Tim McKone, AT&T's executive vice president of federal relations, said that "we have been supportive of the general framework" of the Senate bill. But when it comes to SOPA, all AT&T would say is that it is "working constructively with Chairman Smith and others toward a similar end in the House."
Dane Jasper, the CEO and co-founder of Sonic.net, said it's technically feasible for his company to block a list of even thousands of IP addresses provided by the government, though it becomes more difficult as the list grows.
But Jasper, whose Internet service provider is based in Santa Rosa, Calif., about an hour's drive north of San Francisco, says that deep packet inspection would not be feasible.

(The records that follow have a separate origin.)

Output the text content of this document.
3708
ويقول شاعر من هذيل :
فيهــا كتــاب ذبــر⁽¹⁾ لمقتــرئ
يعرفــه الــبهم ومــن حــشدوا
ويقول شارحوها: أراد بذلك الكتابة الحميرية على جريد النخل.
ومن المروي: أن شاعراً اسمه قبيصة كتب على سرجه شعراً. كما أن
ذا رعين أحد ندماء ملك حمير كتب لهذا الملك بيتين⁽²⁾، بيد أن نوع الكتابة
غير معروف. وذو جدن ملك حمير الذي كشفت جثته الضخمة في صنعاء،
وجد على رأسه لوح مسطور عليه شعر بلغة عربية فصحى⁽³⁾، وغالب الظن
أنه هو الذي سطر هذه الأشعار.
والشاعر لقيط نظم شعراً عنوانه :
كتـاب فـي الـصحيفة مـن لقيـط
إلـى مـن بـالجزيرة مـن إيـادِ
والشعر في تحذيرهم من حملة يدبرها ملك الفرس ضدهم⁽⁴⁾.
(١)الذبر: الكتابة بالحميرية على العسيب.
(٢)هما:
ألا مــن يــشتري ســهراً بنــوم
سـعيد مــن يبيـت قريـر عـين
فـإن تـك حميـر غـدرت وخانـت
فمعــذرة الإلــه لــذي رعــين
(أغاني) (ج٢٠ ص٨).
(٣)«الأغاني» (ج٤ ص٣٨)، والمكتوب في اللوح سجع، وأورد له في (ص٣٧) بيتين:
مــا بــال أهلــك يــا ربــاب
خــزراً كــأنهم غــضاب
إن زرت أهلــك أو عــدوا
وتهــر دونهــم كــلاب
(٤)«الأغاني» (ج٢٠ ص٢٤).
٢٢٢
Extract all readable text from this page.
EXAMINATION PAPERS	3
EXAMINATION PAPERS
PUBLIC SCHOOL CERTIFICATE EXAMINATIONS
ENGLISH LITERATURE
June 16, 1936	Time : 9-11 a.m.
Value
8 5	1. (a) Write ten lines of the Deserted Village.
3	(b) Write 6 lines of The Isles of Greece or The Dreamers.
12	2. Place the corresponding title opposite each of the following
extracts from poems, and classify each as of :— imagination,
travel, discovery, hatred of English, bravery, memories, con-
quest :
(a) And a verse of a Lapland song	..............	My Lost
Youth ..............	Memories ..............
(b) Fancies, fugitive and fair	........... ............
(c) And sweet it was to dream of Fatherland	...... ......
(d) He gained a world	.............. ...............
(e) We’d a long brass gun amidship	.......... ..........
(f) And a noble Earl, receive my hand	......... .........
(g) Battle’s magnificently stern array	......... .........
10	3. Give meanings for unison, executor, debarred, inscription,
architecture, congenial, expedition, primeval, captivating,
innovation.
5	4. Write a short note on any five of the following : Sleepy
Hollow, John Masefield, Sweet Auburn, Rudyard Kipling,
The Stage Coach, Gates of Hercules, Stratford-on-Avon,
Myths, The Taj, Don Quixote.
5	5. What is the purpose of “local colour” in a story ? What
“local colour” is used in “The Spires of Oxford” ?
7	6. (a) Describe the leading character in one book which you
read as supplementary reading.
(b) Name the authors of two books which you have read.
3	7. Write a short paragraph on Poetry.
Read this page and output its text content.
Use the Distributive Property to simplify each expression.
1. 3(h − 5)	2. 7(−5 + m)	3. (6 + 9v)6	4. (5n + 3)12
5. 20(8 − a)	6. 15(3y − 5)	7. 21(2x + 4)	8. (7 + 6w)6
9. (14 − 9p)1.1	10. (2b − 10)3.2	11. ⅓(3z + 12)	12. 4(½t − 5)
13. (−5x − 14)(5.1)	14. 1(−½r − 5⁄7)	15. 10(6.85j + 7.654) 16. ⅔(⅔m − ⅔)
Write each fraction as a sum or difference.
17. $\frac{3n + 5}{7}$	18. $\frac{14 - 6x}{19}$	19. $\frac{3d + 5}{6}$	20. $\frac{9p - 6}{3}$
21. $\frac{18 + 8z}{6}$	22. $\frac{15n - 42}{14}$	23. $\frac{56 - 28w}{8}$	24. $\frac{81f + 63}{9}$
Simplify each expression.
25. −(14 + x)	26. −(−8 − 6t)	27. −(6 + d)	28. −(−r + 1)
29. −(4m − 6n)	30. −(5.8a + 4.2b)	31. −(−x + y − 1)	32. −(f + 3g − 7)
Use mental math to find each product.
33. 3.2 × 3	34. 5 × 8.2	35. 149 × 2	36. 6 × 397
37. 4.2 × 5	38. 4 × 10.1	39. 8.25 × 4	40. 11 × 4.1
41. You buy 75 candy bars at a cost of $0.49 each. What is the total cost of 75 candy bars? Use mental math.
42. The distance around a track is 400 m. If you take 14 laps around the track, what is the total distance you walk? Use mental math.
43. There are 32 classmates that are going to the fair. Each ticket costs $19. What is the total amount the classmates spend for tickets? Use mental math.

"We have no capability to do this, so it would not be technically feasible, as it would require complete re-engineering and re-deployment of our network," says Jasper, who has written a blog post critical of SOPA.
Section 102 of SOPA says that, after being served with a removal order, companies must take measures as long as they're "technically feasible and reasonable":
A service provider shall take technically feasible and reasonable measures designed to prevent access by its subscribers located within the United States to the foreign infringing site (or portion thereof) that is subject to the order... Such actions shall be taken as expeditiously as possible, but in any case within 5 days after being served with a copy of the order, or within such time as the court may order.The RIAA says SOPA is flexible--more flexible, in fact, than the Senate bill--because it isn't as specific. "Instead of setting a particular type of technological response in statute, the bill is flexible to allow an ISP to choose the best method, which today may be DNS blocking," a representative for the organization told CNET today. "If the ISP feels that any one method may have a detrimental effect on the DNS system or on its network, or if technology changes, it is not locked in."
The Senate bill, Protect IP, specifically targeted domain name system providers, financial companies, and ad networks--not companies that provide Internet connectivity.
"The obligations of a service provider receiving one of these orders are incredibly vague and uncertain," says Sherwin Siy, deputy legal director at Public Knowledge.
Seth Schoen, staff technologist at the Electronic Frontier Foundation, says it was "surprising" that SOPA was so much broader than Protect IP.
If enacted, SOPA's blacklists will start to make the United States resemble more repressive regimes, Schoen predicts. "People in a lot of countries experience the Internet in much this way."